Jason Tantra, un cameraman placide, rêve de réaliser son premier film d’horreur. Bob Marshall, un riche producteur, accepte de financer son film à une seule condition : Jason a 48 heures pour trouver le meilleur gémissement de l’histoire du cinéma…

L’avis de Botizok :

Réalité est un film sur Alain Chabat qui cherche à réaliser un film. Définitivement indescriptible, un labyrinthe sans sortie laissera son spectateur complétement perdu. Ce film est une quintessence de ce qu’est Dupieux : réalité alternative & absurde de Wrong, les décors surréaliste et impossible de Wrong Cops, une mise en abime de lui-même … le pinacle du non-sens.

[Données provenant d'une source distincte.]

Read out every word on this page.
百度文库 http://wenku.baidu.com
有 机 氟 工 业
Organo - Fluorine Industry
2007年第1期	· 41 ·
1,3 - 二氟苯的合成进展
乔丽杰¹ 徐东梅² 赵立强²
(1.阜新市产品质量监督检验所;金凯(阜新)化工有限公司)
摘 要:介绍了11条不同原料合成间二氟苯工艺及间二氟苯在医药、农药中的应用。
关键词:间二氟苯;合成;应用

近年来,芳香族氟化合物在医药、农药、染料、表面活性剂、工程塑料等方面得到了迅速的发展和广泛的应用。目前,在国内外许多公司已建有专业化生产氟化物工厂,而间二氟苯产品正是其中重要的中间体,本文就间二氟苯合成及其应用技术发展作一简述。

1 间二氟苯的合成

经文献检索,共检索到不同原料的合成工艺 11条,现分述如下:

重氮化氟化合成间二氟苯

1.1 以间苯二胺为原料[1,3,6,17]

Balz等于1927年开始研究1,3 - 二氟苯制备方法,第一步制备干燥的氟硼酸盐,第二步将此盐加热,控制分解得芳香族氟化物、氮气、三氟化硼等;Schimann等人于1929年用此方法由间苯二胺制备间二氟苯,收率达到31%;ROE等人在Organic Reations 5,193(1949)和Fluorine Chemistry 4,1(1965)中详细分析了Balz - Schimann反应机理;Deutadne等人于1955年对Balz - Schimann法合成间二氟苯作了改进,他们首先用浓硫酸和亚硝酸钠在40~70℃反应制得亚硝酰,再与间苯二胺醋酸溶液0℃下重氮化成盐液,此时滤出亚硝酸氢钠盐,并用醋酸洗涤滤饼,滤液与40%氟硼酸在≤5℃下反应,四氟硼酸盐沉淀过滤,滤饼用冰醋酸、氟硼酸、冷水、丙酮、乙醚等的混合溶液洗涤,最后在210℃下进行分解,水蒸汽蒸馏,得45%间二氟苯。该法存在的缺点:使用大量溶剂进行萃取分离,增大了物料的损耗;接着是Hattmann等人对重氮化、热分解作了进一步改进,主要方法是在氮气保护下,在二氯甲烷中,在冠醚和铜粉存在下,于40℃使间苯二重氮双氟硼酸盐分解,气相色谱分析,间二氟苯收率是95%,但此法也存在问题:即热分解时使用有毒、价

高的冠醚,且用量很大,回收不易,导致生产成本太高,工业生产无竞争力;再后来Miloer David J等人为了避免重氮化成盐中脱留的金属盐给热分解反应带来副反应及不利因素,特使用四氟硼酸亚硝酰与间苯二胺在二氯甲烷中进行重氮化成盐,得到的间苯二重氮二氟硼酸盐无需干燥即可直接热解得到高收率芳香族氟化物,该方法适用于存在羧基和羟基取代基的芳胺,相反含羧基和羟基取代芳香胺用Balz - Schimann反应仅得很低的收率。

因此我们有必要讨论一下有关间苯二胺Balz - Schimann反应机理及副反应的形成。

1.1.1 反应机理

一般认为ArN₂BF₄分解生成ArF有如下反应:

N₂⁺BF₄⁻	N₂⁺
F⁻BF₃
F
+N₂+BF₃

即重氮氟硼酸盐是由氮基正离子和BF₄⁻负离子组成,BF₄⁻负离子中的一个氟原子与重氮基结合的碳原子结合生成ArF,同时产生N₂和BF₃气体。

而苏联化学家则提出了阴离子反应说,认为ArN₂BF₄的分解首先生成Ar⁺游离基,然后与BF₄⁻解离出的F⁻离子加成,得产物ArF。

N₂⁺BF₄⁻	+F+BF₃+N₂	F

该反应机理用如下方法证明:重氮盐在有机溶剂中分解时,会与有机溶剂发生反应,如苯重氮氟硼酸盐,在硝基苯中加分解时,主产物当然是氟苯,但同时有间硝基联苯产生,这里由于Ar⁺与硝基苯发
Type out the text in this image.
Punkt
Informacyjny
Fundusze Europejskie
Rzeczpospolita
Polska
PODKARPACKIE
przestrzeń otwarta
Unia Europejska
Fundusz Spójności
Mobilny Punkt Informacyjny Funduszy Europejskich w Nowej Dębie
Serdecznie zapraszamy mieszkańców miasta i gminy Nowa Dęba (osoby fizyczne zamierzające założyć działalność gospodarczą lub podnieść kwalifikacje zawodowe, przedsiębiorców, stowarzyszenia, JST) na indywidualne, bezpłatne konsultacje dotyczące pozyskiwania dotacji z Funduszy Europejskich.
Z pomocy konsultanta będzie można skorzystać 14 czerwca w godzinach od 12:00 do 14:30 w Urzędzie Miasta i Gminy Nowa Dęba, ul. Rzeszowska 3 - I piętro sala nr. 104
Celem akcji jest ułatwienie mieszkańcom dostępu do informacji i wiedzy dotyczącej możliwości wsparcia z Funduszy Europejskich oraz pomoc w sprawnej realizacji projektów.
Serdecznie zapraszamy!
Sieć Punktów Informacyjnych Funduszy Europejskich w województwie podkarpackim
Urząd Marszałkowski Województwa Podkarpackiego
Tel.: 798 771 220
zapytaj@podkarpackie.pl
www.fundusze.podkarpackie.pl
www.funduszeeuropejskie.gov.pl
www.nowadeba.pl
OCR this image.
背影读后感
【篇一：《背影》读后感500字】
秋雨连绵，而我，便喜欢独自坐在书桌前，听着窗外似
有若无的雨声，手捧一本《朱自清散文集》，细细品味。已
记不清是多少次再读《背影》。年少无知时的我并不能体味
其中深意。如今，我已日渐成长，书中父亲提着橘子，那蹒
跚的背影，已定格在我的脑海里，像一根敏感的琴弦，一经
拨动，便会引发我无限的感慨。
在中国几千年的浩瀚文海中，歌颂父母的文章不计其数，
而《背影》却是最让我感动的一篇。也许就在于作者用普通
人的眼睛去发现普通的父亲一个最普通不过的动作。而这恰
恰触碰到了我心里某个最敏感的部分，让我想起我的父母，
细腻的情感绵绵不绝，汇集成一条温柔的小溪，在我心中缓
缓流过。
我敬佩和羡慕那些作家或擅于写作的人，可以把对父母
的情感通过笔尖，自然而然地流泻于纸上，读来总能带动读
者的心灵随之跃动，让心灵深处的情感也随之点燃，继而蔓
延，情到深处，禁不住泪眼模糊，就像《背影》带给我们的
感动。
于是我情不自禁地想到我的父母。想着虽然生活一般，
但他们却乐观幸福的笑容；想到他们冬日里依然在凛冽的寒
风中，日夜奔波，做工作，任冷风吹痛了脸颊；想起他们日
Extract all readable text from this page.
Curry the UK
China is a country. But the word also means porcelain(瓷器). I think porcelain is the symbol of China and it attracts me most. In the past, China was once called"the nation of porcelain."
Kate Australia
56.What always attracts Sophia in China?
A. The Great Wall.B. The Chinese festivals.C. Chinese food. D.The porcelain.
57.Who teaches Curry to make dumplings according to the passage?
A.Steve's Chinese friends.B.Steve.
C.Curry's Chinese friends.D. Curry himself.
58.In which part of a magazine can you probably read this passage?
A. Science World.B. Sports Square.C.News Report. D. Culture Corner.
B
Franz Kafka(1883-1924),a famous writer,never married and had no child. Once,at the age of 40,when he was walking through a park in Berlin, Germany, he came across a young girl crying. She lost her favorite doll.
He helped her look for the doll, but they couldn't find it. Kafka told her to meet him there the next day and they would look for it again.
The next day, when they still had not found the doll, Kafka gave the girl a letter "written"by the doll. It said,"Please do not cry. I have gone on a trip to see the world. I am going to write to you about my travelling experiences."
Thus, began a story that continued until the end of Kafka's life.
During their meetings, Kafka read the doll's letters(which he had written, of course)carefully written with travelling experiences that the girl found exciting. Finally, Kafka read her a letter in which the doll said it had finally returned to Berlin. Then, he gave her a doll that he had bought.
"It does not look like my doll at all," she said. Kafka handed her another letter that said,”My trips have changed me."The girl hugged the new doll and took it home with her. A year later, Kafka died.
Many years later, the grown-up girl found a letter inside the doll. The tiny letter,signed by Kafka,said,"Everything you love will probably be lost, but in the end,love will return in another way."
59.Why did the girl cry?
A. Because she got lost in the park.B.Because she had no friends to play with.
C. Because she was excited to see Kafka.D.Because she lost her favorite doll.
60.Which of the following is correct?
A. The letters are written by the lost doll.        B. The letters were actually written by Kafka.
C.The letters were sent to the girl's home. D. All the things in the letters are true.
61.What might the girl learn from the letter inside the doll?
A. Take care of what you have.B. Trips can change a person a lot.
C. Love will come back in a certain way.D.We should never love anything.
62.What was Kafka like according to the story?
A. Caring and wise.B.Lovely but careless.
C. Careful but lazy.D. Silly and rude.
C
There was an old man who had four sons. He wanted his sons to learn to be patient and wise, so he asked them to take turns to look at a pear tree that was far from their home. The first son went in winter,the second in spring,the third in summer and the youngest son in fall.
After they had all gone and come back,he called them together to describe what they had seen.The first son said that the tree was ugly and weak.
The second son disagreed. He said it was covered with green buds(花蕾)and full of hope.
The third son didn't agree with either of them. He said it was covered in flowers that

Ce film pourrait être défini pour tout ce qu’il n’est pas. Ce n’est pas un film français chiant, pourtant Elodie Bouchez est dedans, ce n’est pas une comédie hollywoodienne de base, mais y’a des chasseurs dans la forêt et des surfeurs sur les plages, ce n’est pas non plus un film d’horreur, mais y’a du sang, et encore moins une comédie psychologique, et pourtant on passe son temps dans la tête des gens.

Le tout est un puzzle sans solution, une arrête coincé dans la gorge sans poisson, une crise d’épilepsies sans les images stroboscopiques.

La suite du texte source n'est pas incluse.